Debora Weber-Wulff
Happenings


Cap and Gown


Ernst-Rüdiger Olderog, one of the members of the "Eutin IT-Mafia" at the University of Kiel, was getting his habilitation. In Germany it is not enough to write one doctorate, you need to write two in order to be qualified for a "real" professorship. Claudia Herbers, Bettina Buth and I thought hard about a fitting present for him. I think that Martina Mengel was in on this one, too. Ernst-Rüdiger did his thesis on Petri-Nets, not exactly something with which you can do lots of fun things.

Since he had just spent some time in Holland as a guest professor and was waxing enthusiastic about the ceremony there for bestowing degrees, we decided he really needed a cap and gown for his habilitation. In Germany you normally just shake everyone's hand and then go get drunk, we thought a bit of ceremony would liven things up.
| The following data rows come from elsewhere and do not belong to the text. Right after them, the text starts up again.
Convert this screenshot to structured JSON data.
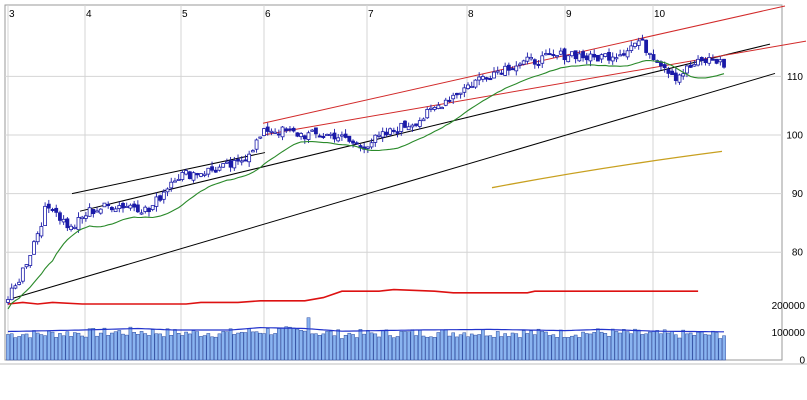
{
  "chart_data": {
    "type": "candlestick",
    "title": "",
    "x_ticks": [
      "3",
      "4",
      "5",
      "6",
      "7",
      "8",
      "9",
      "10"
    ],
    "price_ticks": [
      80,
      90,
      100,
      110
    ],
    "price_ylim": [
      71,
      122
    ],
    "volume_ticks": [
      "0",
      "100000",
      "200000"
    ],
    "volume_ylim": [
      0,
      220000
    ],
    "grid": true,
    "colors": {
      "candle": "#1a1aa8",
      "moving_average": "#2a8a2a",
      "channel": "#000000",
      "channel_upper": "#d22a2a",
      "long_average": "#c8a020",
      "volume_bar": "#8ab4f0",
      "volume_edge": "#2a4aa0",
      "volume_avg": "#2233cc",
      "red_line": "#dd1111"
    },
    "price_keypoints": [
      [
        0,
        72
      ],
      [
        2,
        74
      ],
      [
        6,
        80
      ],
      [
        10,
        87
      ],
      [
        12,
        88
      ],
      [
        14,
        86
      ],
      [
        17,
        84
      ],
      [
        22,
        87
      ],
      [
        28,
        88
      ],
      [
        34,
        88
      ],
      [
        38,
        87
      ],
      [
        45,
        93
      ],
      [
        55,
        94
      ],
      [
        62,
        95
      ],
      [
        70,
        101
      ],
      [
        80,
        100
      ],
      [
        88,
        100
      ],
      [
        95,
        98
      ],
      [
        105,
        101
      ],
      [
        112,
        103
      ],
      [
        118,
        106
      ],
      [
        128,
        110
      ],
      [
        136,
        112
      ],
      [
        145,
        113
      ],
      [
        152,
        114
      ],
      [
        157,
        113
      ],
      [
        165,
        114
      ],
      [
        170,
        116
      ],
      [
        175,
        113
      ],
      [
        180,
        110
      ],
      [
        185,
        112
      ],
      [
        190,
        113
      ],
      [
        193,
        112
      ]
    ],
    "volume_keypoints": [
      [
        0,
        95000
      ],
      [
        20,
        100000
      ],
      [
        35,
        105000
      ],
      [
        45,
        100000
      ],
      [
        60,
        100000
      ],
      [
        68,
        108000
      ],
      [
        80,
        105000
      ],
      [
        90,
        96000
      ],
      [
        110,
        100000
      ],
      [
        130,
        102000
      ],
      [
        150,
        98000
      ],
      [
        160,
        102000
      ],
      [
        175,
        96000
      ],
      [
        193,
        94000
      ]
    ],
    "indicator_line": [
      [
        0,
        5
      ],
      [
        4,
        6
      ],
      [
        8,
        5
      ],
      [
        12,
        6
      ],
      [
        20,
        5
      ],
      [
        30,
        5
      ],
      [
        40,
        5
      ],
      [
        48,
        5
      ],
      [
        52,
        6
      ],
      [
        62,
        6
      ],
      [
        68,
        7
      ],
      [
        80,
        7
      ],
      [
        85,
        9
      ],
      [
        90,
        13
      ],
      [
        100,
        13
      ],
      [
        104,
        14
      ],
      [
        115,
        13
      ],
      [
        120,
        12
      ],
      [
        140,
        12
      ],
      [
        142,
        13
      ],
      [
        150,
        13
      ],
      [
        165,
        13
      ],
      [
        180,
        13
      ],
      [
        186,
        13
      ]
    ],
    "moving_average_window": 13
  }
}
We got about 5 meters of nice black cloth at Merkur, some cardboard, black paper, and some white felt, and got to work. I took over the gown since I had a sewing machine, the others worked on a stole and a mortar board cap. We surreptiously peeked into his coat to find what size he wore, and I sewed a flowing gown with long sleeves. The stole took some work to get to sit right, we glued white felt into it and then with special glitter glue wrote the smallest Petri-Net in black on the white felt. I still had my (red) mortar board from high school, so we had a good pattern to go on for that.

Ernst-Rüdiger gave a marvelous lecture as part of the habilitation proceedings, then the faculty met to decide if he was worthy of the degree or not. We stood around with him helping him be nervous. When he went back in to receive his sentence we whipped out the cap and gown. Right after Hans Langmaack (who was his sponsor in all of this) had congratulated him, we approched with the gown. I gave a little speech and we dressed him in the gown, stole and cap - a really wonderful sight to see, if I ever get the pictures scanned that Martina took of all of this.

We got the cap wrong, it was just too small for his head, so he took that off pretty quick, but he proudly wore the gown and stole the rest of the day. And went on to be professor for computer science in Oldenburg.